Letting WordPress users install themes, plugins without FTP credentials

[shacker23]

I run a WHM server, and lots of users have WordPress sites. WordPress provides an interface for installing plugins and themes directly from the WP Dashboard, without having to FTP them into place. On my server, when they select a theme to install, WordPress prompts for FTP credentials.

On some cPanel hosts, like BlueHost, users are NOT prompted for FTP credentials - the plugin or theme just installs itself, no questions asked. I'm trying to figure out how this is possible so I can offer the same convenience to my WP users. According to this page, it's a simple matter of permissions - if the user "nobody" can write to wp-content/themes, this should "just work." But I can't seem to make it work.

Code:

chown username:nobody wp-content/themes
chmod g+w wp-content/themes

(still prompts for credentials)

Code:

chown nobody:nobody wp-content/themes

(still prompts for credentials)

So, on this test install, perms are currently:

Code:

drwxrwxrwx   6 nobody  nobody 4096 Mar 21 12:00 themes/

but it still doesn't work. What does it take to get this working?

Thanks,

[shacker23]

I had posted a big explanation of how this works, but this forum swallowed my message with "token expired," grrr.

Quick answer: Put this in the user's wp-config.php file:

define('FS_METHOD', 'direct');

and it results in a non-suPHP cPanel server to allow the user-friendly plugin/theme installer to work.

[Infopro]

More on WordPress Upgrade Constants

and it results in a non-suPHP cPanel server to allow the user-friendly plugin/theme installer to work.

Not sure this makes sense, but I get the point I think.

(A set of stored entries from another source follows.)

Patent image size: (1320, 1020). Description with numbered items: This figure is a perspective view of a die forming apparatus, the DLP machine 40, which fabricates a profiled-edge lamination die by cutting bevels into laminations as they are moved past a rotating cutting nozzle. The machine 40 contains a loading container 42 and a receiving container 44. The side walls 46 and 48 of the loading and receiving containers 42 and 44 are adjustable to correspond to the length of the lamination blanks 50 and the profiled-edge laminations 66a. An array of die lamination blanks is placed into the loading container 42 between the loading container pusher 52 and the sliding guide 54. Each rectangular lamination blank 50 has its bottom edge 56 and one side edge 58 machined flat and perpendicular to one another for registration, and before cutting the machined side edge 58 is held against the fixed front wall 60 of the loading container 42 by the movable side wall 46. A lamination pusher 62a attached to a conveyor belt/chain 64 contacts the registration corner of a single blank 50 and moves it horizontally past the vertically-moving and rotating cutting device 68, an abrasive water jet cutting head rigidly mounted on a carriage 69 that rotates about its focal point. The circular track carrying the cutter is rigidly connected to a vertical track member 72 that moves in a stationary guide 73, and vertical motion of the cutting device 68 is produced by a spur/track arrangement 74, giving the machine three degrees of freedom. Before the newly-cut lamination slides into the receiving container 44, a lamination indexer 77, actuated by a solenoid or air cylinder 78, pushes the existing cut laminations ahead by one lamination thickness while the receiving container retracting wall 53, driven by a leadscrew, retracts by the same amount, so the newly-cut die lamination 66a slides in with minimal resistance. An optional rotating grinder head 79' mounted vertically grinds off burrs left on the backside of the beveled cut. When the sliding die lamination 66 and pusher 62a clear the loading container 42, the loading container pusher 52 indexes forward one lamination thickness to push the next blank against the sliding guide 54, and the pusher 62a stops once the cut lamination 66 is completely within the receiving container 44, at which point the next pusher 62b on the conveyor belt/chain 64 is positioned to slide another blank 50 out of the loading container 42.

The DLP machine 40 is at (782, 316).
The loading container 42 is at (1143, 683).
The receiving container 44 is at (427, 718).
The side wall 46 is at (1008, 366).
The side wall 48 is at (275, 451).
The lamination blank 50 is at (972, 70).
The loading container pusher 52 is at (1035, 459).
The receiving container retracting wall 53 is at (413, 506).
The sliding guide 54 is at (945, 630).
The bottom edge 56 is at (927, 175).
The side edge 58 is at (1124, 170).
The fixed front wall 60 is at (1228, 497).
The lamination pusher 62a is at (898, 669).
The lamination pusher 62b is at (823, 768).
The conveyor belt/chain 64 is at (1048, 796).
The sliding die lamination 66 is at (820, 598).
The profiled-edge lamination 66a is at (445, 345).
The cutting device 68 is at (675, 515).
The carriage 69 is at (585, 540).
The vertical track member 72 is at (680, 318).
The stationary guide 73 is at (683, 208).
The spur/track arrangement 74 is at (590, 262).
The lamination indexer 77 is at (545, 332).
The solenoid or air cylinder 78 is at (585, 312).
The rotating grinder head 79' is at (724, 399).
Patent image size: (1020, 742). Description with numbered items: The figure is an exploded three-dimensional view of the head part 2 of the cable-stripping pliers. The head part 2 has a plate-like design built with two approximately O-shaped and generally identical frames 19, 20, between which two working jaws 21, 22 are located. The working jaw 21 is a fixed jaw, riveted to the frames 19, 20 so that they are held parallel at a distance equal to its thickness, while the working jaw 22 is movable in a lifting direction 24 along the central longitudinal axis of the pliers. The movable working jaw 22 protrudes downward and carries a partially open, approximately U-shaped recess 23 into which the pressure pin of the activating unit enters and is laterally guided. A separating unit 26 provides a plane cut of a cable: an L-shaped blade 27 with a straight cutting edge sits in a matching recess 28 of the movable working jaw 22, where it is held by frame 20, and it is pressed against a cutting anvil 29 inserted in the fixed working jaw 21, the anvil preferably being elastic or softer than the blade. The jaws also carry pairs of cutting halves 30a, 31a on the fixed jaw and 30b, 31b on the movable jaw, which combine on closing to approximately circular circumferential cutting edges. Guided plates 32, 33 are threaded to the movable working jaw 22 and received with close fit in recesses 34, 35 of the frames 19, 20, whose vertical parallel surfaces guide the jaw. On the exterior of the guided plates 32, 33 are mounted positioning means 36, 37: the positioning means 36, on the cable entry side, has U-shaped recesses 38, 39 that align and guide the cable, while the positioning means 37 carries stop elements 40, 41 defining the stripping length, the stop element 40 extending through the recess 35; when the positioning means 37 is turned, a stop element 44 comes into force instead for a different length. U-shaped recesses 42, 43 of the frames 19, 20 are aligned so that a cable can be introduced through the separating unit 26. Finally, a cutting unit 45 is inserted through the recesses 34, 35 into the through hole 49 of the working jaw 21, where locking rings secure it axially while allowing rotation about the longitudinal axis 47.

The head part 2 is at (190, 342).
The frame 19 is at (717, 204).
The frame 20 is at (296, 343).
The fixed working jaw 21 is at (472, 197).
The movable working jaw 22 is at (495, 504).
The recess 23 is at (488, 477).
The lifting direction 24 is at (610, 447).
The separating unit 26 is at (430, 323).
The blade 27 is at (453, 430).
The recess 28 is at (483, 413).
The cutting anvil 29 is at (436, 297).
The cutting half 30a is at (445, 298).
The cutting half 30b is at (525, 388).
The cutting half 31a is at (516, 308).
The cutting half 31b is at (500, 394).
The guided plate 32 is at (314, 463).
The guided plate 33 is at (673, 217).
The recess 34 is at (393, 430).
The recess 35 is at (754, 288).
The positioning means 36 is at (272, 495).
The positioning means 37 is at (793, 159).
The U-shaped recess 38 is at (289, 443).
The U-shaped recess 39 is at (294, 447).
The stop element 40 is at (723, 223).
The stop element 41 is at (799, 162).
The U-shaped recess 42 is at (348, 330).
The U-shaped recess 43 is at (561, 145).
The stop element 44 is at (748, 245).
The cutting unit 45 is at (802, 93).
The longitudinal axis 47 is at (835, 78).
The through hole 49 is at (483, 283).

After you've made your changes, and uploaded a new theme for example, who owns those files and what are the permissions on them if I may ask? Your server *is* running SuPHP, correct?

[shacker23]

Here are the perms on the folder containing a theme installed in this way:

drwxr-xr-x 5 nobody nobody 4096 Mar 24 09:53 f8-lite/

and files within that theme have:

-rw-r--r-- 1 nobody nobody 583 Mar 24 09:53 page.php

No, this server is not running suPHP (if it were, I wouldn't have to use this technique).

[Infopro]

Here is an informative article on this technique:
WordPress How-To: Force Direct Filewrites For Upgrades « Viper007Bond.com

Wouldn't SuPHP solve this for you, and be safer?

[shacker23]

Infopro: What are the potential downsides to switching to suPHP? What could possibly go wrong? Things that might not work as expected... ?

Thanks.

[Infopro]

IMHO, arguably there are none. And in this particular situation? The perfect answer.

You'll need to do some homework, switching to SuPHP has been covered quite a bit on these forums. File and Directory permissions and owner will need set, some users may have far more space used than you're aware of being used, as a couple of examples of problems you may come into as you'll read in those threads. Easy to sort out and worth the trouble.

cPanel comes with SuPHP enabled by default these days, AFAIK.

You want users to own their own files. It's easier for them to do things like updating Joomla or wordpress of SMF (three examples of scripts that allow updating via their admin panels) and it's easier for you as they don't have to bother you with setting directories and files owner and perms all the time so they can delete something they've uploaded thru a PHP script.

[shacker23]

Thanks for that great response. Sounds like this will be my next project, as soon as the dust settles from other recent changes. I'll start reading up. Much appreciated!

[dtravington]

I found a few commands to help with troubleshooting here as well. /http://docloft.com/wordpress-prompts-for-connection-information/ I believe they are building an AWS instance for WordPress using a LAMP stack from scratch

[brianoz]

IMHO, arguably there are none. And in this particular situation? The perfect answer.

+1 - there is little or no downside.

The downside to NOT having suPHP (or similar) is that you are running your server with a pretty significant security hole open. Users can read each other's PHP files - not something you want!